DWEEZIL ZAPPA On EDDIE VAN HALEN: 'For Many, He Will Always Be The King'

DWEEZIL ZAPPA On EDDIE VAN HALEN: 'For Many, He Will Always Be The King'

Dweezil Zappa has paid tribute to Eddie Van Halen, who passed away on Tuesday (October 6) at the age of 65.

Earlier today (Thursday, October 8), the son of Frank Zappa took to his official web site to write, in part: "Music was changed forever when Edward Van Halen was introduced to the world and now it is forever changed by his early departure from our world. To this day, there isn't a more original guitar intro than 'Mean Streets'. It's as perplexing now as it was 39 years ago when it forced all of us to ask ourselves, 'How is he doing that?' Which by the way, he had all of us asking the same question since the first VH album, when we all heard 'Eruption'. Because he was such an innovator, we may never stop asking that question.
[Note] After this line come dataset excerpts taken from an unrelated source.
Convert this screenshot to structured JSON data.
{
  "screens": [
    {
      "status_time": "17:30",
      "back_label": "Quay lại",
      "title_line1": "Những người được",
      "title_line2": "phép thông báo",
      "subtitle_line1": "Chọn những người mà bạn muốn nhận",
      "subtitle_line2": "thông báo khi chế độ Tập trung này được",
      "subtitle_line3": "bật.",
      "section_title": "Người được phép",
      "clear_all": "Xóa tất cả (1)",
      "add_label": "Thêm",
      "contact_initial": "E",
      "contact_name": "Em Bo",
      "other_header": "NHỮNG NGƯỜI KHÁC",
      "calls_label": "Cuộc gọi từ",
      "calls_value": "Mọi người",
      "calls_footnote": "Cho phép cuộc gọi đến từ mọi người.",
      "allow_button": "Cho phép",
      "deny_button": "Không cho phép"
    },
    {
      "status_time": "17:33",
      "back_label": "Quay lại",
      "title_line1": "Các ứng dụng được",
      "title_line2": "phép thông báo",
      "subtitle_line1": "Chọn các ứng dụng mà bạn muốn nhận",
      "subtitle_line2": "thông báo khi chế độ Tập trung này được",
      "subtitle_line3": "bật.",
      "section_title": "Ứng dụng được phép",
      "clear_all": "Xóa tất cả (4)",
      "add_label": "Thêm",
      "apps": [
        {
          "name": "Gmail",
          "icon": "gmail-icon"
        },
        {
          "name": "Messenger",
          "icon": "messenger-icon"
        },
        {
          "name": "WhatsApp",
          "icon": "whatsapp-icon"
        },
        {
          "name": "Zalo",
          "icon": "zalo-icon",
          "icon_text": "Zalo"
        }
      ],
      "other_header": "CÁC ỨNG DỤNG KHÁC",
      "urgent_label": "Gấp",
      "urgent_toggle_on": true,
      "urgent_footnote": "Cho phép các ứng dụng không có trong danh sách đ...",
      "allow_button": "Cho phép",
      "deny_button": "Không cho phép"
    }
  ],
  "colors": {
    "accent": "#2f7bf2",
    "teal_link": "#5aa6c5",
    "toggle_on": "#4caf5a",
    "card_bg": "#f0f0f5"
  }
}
"Even though he had the physical capability to display his prowess, Edward Van Halen had the maturity, and restraint to know what was right for the song in every sense. He was a brilliant arranger, opening all our minds to the utilization of interstitial structures to lead us back to the massive hooks he composed. When it came to soloing, his opening phrases were the stuff of legend. He was natural, he flowed seamlessly from improvisation to calculated and sophisticated syncopations. Edward's impeccable inner pulse was his greatest asset and the very thing that made his playing so unique. To even get close to imitating his actual playing would take a lifetime. If you ever did get there, you would be confronted with the realization that Edward would have climbed his own mountain instead.

"As athletic as his playing could be it was never flash over substance. He epitomized the fusion of technical precision and musicality. His intense rhythmic bond with his brother Alex fueled their music in a way that can't be accurately described in words but can most definitely be felt emotionally. It was glorious to watch the virtuoso Van Halen brothers doing what they do best and when Wolfgang joined the mix, the DNA trifecta was one of Edward's proudest moments. He loved playing music with them and we should all take a moment to recognize that the Van Halen family loss is deep. If 'Unchained' used to fire you up, it might make you cry your eyes out now.

"We are the benefactors of Edward Van Halen's groundbreaking and timeless music, innovations, and design. We are the awestruck bystanders who witnessed a once in lifetime culmination of groove from the soul, harmonic complexity, and wicked tone wrapped up in a childlike grin. Edward Van Halen didn't play the electric guitar like us, the guitar was filtered through him and his deft guidance. He made it look easy — we know it wasn't. For many, he will always be the king. Long Live The King!"

Dweezil's entire tribute can be found at DweezilZappa.com.

Eddie died at St. John's Hospital in Santa Monica, California. His wife, Janie, was by his side, along with his son, Wolfgang, and Alex, Eddie's brother and VAN HALEN drummer.

The iconic VAN HALEN axeman died from complications due to cancer, his son confirmed.

Eddie and Alex formed VAN HALEN in 1972 in Pasadena, California, with David Lee Roth on lead vocals and Michael Anthony on bass.

VAN HALEN was inducted into the Rock And Roll Hall Of Fame in 2007.

Rolling Stone magazine ranked Eddie Van Halen No. 8 in its list of the 100 greatest guitarists.